The report was jointly released by Amnesty International and Social Economic Rights Action Centre (SERAC).
About 9,000 people lost their homes or livelihood in the forced eviction and demolition of Badia East by the Lagos State Government in February, a report by Amnesty International and Social Economic Rights Action Centre (SERAC) has revealed.
Satellite evidence obtained from the groups before and after the demolition show “a densely populated area containing concrete houses and other structures was razed to the ground.” The satellite evidence made opposed the claim by the state government that the area was a rubbish dump.
A survey by community members with the support of SERAC estimates at least 266 structures that served as homes and businesses were completely destroyed, affecting an estimated 2,237 households, the report said.
“The effects of February’s forced eviction have been devastating for the Badia East community where dozens are still sleeping out in the open or under a nearby bridge exposed to rain, mosquitoes and at risk of physical attack,” said Oluwatosin Popoola, Amnesty International’s Nigeria researcher.
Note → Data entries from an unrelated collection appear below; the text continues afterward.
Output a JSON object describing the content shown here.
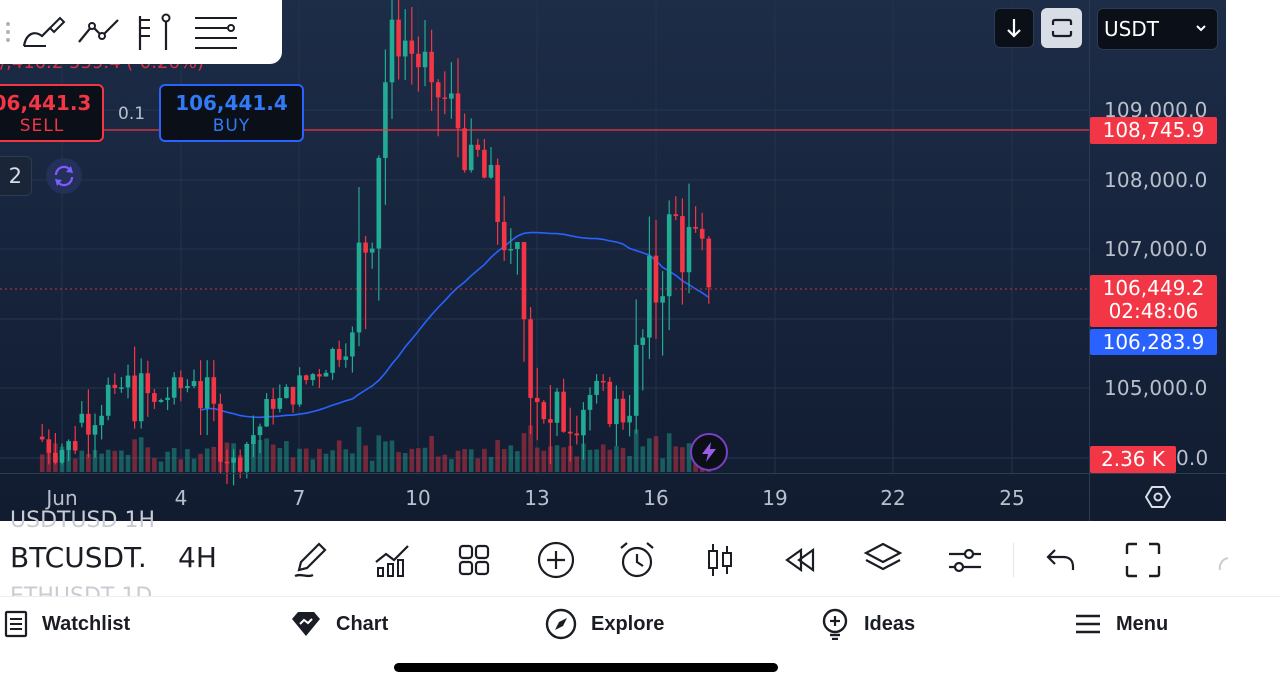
{
  "drawing_toolbar": {
    "tools": [
      "brush-tool-icon",
      "trend-line-icon",
      "fib-tool-icon",
      "templates-list-icon"
    ]
  },
  "trade_panel": {
    "top_partial_text": "/,410.2  559.4 (-0.26%)",
    "sell_price": "06,441.3",
    "sell_label": "SELL",
    "quantity": "0.1",
    "buy_price": "106,441.4",
    "buy_label": "BUY",
    "counter_badge": "2"
  },
  "top_right": {
    "symbol_select": "USDT"
  },
  "price_axis": {
    "labels": [
      "109,000.0",
      "108,000.0",
      "107,000.0",
      "105,000.0",
      "0.0"
    ]
  },
  "tags": {
    "horizontal_line_price": "108,745.9",
    "last_price": "106,449.2",
    "countdown": "02:48:06",
    "moving_average": "106,283.9",
    "volume": "2.36 K"
  },
  "colors": {
    "up": "#22ab94",
    "down": "#f23645",
    "ma": "#2962ff",
    "background": "#16233b"
  },
  "date_axis": {
    "labels": [
      "Jun",
      "4",
      "7",
      "10",
      "13",
      "16",
      "19",
      "22",
      "25"
    ]
  },
  "bottom_toolbar": {
    "ghost_top": "USDTUSD   1H",
    "symbol": "BTCUSDT.",
    "timeframe": "4H",
    "ghost_bottom": "ETHUSDT   1D",
    "icons": [
      "pencil-icon",
      "indicators-icon",
      "layouts-icon",
      "add-icon",
      "alert-icon",
      "candles-icon",
      "replay-icon",
      "layers-icon",
      "settings-sliders-icon",
      "undo-icon",
      "fullscreen-icon"
    ]
  },
  "tab_bar": {
    "tabs": [
      {
        "label": "Watchlist",
        "icon": "watchlist-icon"
      },
      {
        "label": "Chart",
        "icon": "chart-gem-icon"
      },
      {
        "label": "Explore",
        "icon": "compass-icon"
      },
      {
        "label": "Ideas",
        "icon": "ideas-icon"
      },
      {
        "label": "Menu",
        "icon": "menu-icon"
      }
    ]
  },
  "chart_data": {
    "type": "candlestick",
    "symbol": "BTCUSDT",
    "timeframe": "4H",
    "x_labels": [
      "Jun",
      "4",
      "7",
      "10",
      "13",
      "16",
      "19",
      "22",
      "25"
    ],
    "y_ticks": [
      105000,
      107000,
      108000,
      109000
    ],
    "horizontal_line": 108745.9,
    "last_price": 106449.2,
    "moving_average_last": 106283.9,
    "volume_last": "2.36 K",
    "ohlc_approx": [
      {
        "day": "Jun 1",
        "o": 104300,
        "h": 105200,
        "l": 103900,
        "c": 104100
      },
      {
        "day": "Jun 2",
        "o": 104500,
        "h": 105500,
        "l": 104000,
        "c": 105000
      },
      {
        "day": "Jun 3",
        "o": 105000,
        "h": 106000,
        "l": 104200,
        "c": 104800
      },
      {
        "day": "Jun 4",
        "o": 104800,
        "h": 105300,
        "l": 104400,
        "c": 105100
      },
      {
        "day": "Jun 5",
        "o": 105100,
        "h": 105400,
        "l": 103600,
        "c": 104000
      },
      {
        "day": "Jun 6",
        "o": 104000,
        "h": 105000,
        "l": 103700,
        "c": 104700
      },
      {
        "day": "Jun 7",
        "o": 104700,
        "h": 105300,
        "l": 104400,
        "c": 105200
      },
      {
        "day": "Jun 8",
        "o": 105200,
        "h": 106000,
        "l": 105000,
        "c": 105800
      },
      {
        "day": "Jun 9",
        "o": 105800,
        "h": 110600,
        "l": 105600,
        "c": 110300
      },
      {
        "day": "Jun 10",
        "o": 110300,
        "h": 110600,
        "l": 108600,
        "c": 109400
      },
      {
        "day": "Jun 11",
        "o": 109400,
        "h": 110400,
        "l": 108100,
        "c": 108500
      },
      {
        "day": "Jun 12",
        "o": 108500,
        "h": 108600,
        "l": 106600,
        "c": 107000
      },
      {
        "day": "Jun 13",
        "o": 107000,
        "h": 107100,
        "l": 102800,
        "c": 104500
      },
      {
        "day": "Jun 14",
        "o": 104500,
        "h": 105400,
        "l": 103500,
        "c": 104900
      },
      {
        "day": "Jun 15",
        "o": 104900,
        "h": 105200,
        "l": 103900,
        "c": 104600
      },
      {
        "day": "Jun 16",
        "o": 104600,
        "h": 107700,
        "l": 104000,
        "c": 107500
      },
      {
        "day": "Jun 17",
        "o": 107500,
        "h": 108900,
        "l": 106200,
        "c": 106449
      }
    ]
  }
}
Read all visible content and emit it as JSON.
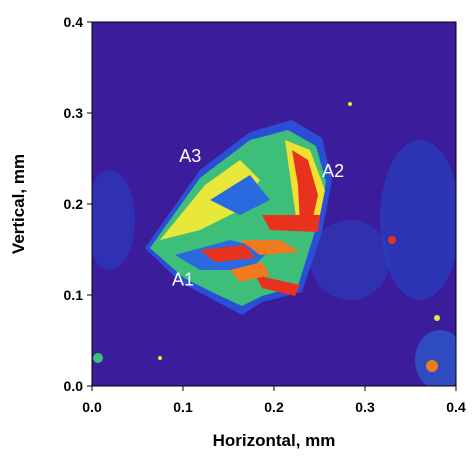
{
  "chart_data": {
    "type": "heatmap",
    "xlabel": "Horizontal, mm",
    "ylabel": "Vertical, mm",
    "xlim": [
      0,
      0.4
    ],
    "ylim": [
      0,
      0.4
    ],
    "xticks": [
      {
        "value": 0,
        "label": "0.0"
      },
      0.1,
      0.2,
      0.3,
      0.4
    ],
    "yticks": [
      {
        "value": 0,
        "label": "0.0"
      },
      0.1,
      0.2,
      0.3,
      0.4
    ],
    "annotations": [
      {
        "text": "A1",
        "x": 0.1,
        "y": 0.117
      },
      {
        "text": "A2",
        "x": 0.265,
        "y": 0.236
      },
      {
        "text": "A3",
        "x": 0.108,
        "y": 0.253
      }
    ]
  }
}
The report says the impact of the demolition was devastating on the inhabitants of the community, many now dependent on relatives for their livelihood and exposed to malaria and other ailments due to their sleeping in the open.
The organisations called on the Lagos State Government to provide alternative shelter and compensation for those affected by the exercise.
“The government must immediately provide effective remedies for the violations it has committed and provide all those affected with adequate alternative housing and compensation,” said Felix Morka, executive director of SERAC.
Residents say the government did not notify them before the demolition. Many of them had no time to salvage their belongings before their houses were pulled down.
The organisations says conflicting statements by government officials about the state of the community before the demolition was carried out give credence to the claims of the inhabitants
“The Lagos State Government has given completely contradictory accounts of the eviction. While the Lagos State Attorney-General acknowledged that people had been evicted when the area had been cleared, the Lagos State Commissioner for Housing told Amnesty International in a meeting that the area cleared during the demolition contained no houses and was just a rubbish dump,” the report noted.
The organisations warn that if the government goes ahead with its plan to demolish the entire Badia East neighbourhood for “re-development”, tens of thousands will be affected.
“The Lagos state government has failed to comply with national and international law. It is high time that the Lagos state government and the Nigerian government stop forced evictions and enact legal safeguards that apply to all evictions,” said Mr. Popoola.
The report recommended that a moratorium be placed on mass eviction until legislation to protect people from forced eviction is adopted.